Mesleğini otuz yıl boyunca başarıyla icra ettikten, türlü serüvenler, acı tatlı olaylar, irili ufaklı zaferler, felaketler, kazanç ve kayıplar yaşadıktan sonra geldiği nokta işte ancak buydu. Valiliğin kapısından, bir dünkü çocuk, bir yerden bitme tarafından neredeyse azarlanarak, açıkça hor görülerek kovulmuştu.
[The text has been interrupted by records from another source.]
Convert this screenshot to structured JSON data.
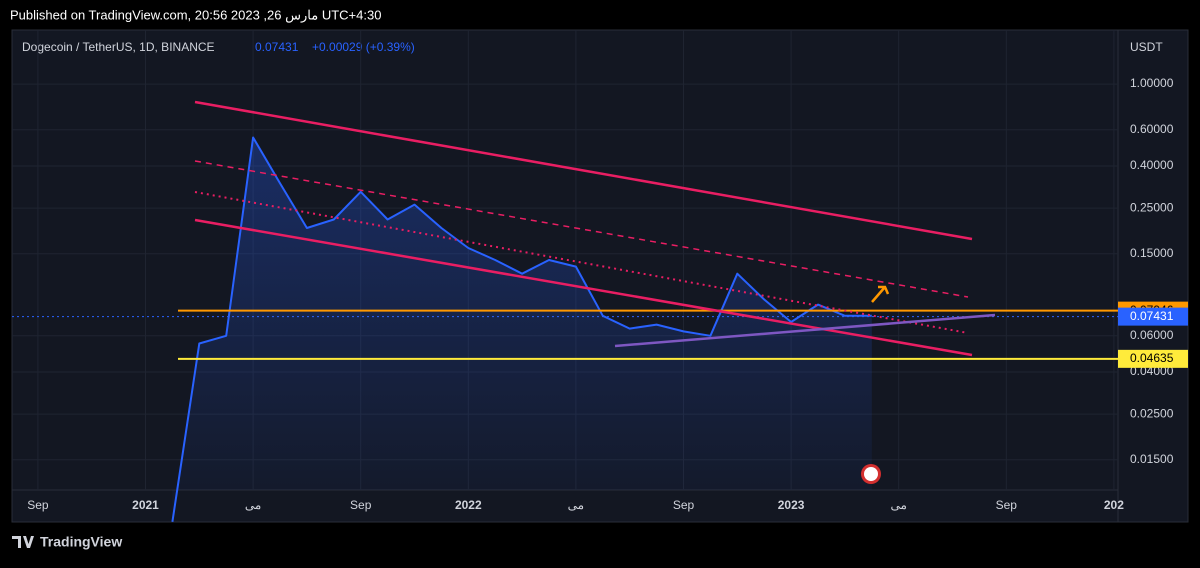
{
  "header": "Published on TradingView.com, 20:56 2023 ,26 مارس UTC+4:30",
  "footer": "TradingView",
  "chart_data": {
    "type": "line",
    "title": "Dogecoin / TetherUS, 1D, BINANCE",
    "last_price": "0.07431",
    "change": "+0.00029 (+0.39%)",
    "y_axis_label": "USDT",
    "log_scale": true,
    "grid": true,
    "categories": [
      null,
      "Sep",
      null,
      null,
      null,
      "2021",
      null,
      null,
      null,
      "می",
      null,
      null,
      null,
      "Sep",
      null,
      null,
      null,
      "2022",
      null,
      null,
      null,
      "می",
      null,
      null,
      null,
      "Sep",
      null,
      null,
      null,
      "2023",
      null,
      null,
      null,
      "می",
      null,
      null,
      null,
      "Sep",
      null,
      null,
      null,
      "202"
    ],
    "series": [
      {
        "name": "DOGEUSDT",
        "color": "#2962ff",
        "values": [
          null,
          null,
          null,
          null,
          null,
          null,
          0.0075,
          0.055,
          0.06,
          0.55,
          0.33,
          0.2,
          0.22,
          0.3,
          0.22,
          0.26,
          0.2,
          0.16,
          0.14,
          0.12,
          0.14,
          0.13,
          0.075,
          0.065,
          0.068,
          0.063,
          0.06,
          0.12,
          0.09,
          0.07,
          0.085,
          0.075,
          0.075,
          null,
          null,
          null,
          null,
          null,
          null,
          null,
          null,
          null
        ]
      }
    ],
    "ylim": [
      0.0107,
      1.83
    ],
    "yticks": [
      {
        "value": 1,
        "label": "1.00000"
      },
      {
        "value": 0.6,
        "label": "0.60000"
      },
      {
        "value": 0.4,
        "label": "0.40000"
      },
      {
        "value": 0.25,
        "label": "0.25000"
      },
      {
        "value": 0.15,
        "label": "0.15000"
      },
      {
        "value": 0.06,
        "label": "0.06000"
      },
      {
        "value": 0.04,
        "label": "0.04000"
      },
      {
        "value": 0.025,
        "label": "0.02500"
      },
      {
        "value": 0.015,
        "label": "0.01500"
      }
    ],
    "price_lines": [
      {
        "value": 0.07946,
        "color": "#ff9800"
      },
      {
        "value": 0.07431,
        "color": "#2962ff"
      },
      {
        "value": 0.04635,
        "color": "#ffeb3b"
      }
    ]
  }
}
Bir zamanlar sırt sırta savaştığı, kardeş bellediği arkadaşlarının toplu ihanetine uğramıştı. Şövalyelerin evlenmesi yasak olduğundan onu teselli edecek bir eşle çocuklardan da yoksundu. Olanlara inanmakta hâlâ zorlanıyordu. Valilik, kendisine kuru bir tebligat yollamak yerine küçük bir tören ya da kokteyl parti düzenleyerek kıytırıktan da olsa bir plaket verebilirdi en azından. Sayısız hizmetlerinden dolayı kendisine teşekkür edilebilir, gösterdiği yararlıklardan, kahramanlıklardan dolayı kent halkının kendisine olan minnettarlığından kısaca söz edilebilirdi. Tabii kendisi, bütün o fedakârlıkları bunun için sergilememişti ama sonuçta o da herkes gibi bir insandı ve çabalarından, emsalsiz adanmışlığından ötürü az da olsa övülmek, taltif edilmek de en doğal hakkıydı. Devletin bu derece yozlaşması, kadir kıymet bilmezliği bir şövalye olarak onu çok üzmüştü. Kendi adına değil, kentiyle yurdu adına kahroluyor, acı çekiyor, endişeleniyordu daha ziyade. Görevi başındaki şövalyelerin olmadığı, emekli şövalyelerinse âdeta aşağılandığı, adam sırasına bile konulmadığı bir hayat ne derece güvenli ya da ne kadar yaşanmaya değer olabilirdi ki? Ona göre asıl sorulması, yanıtlanması gereken soru tam da buydu işte.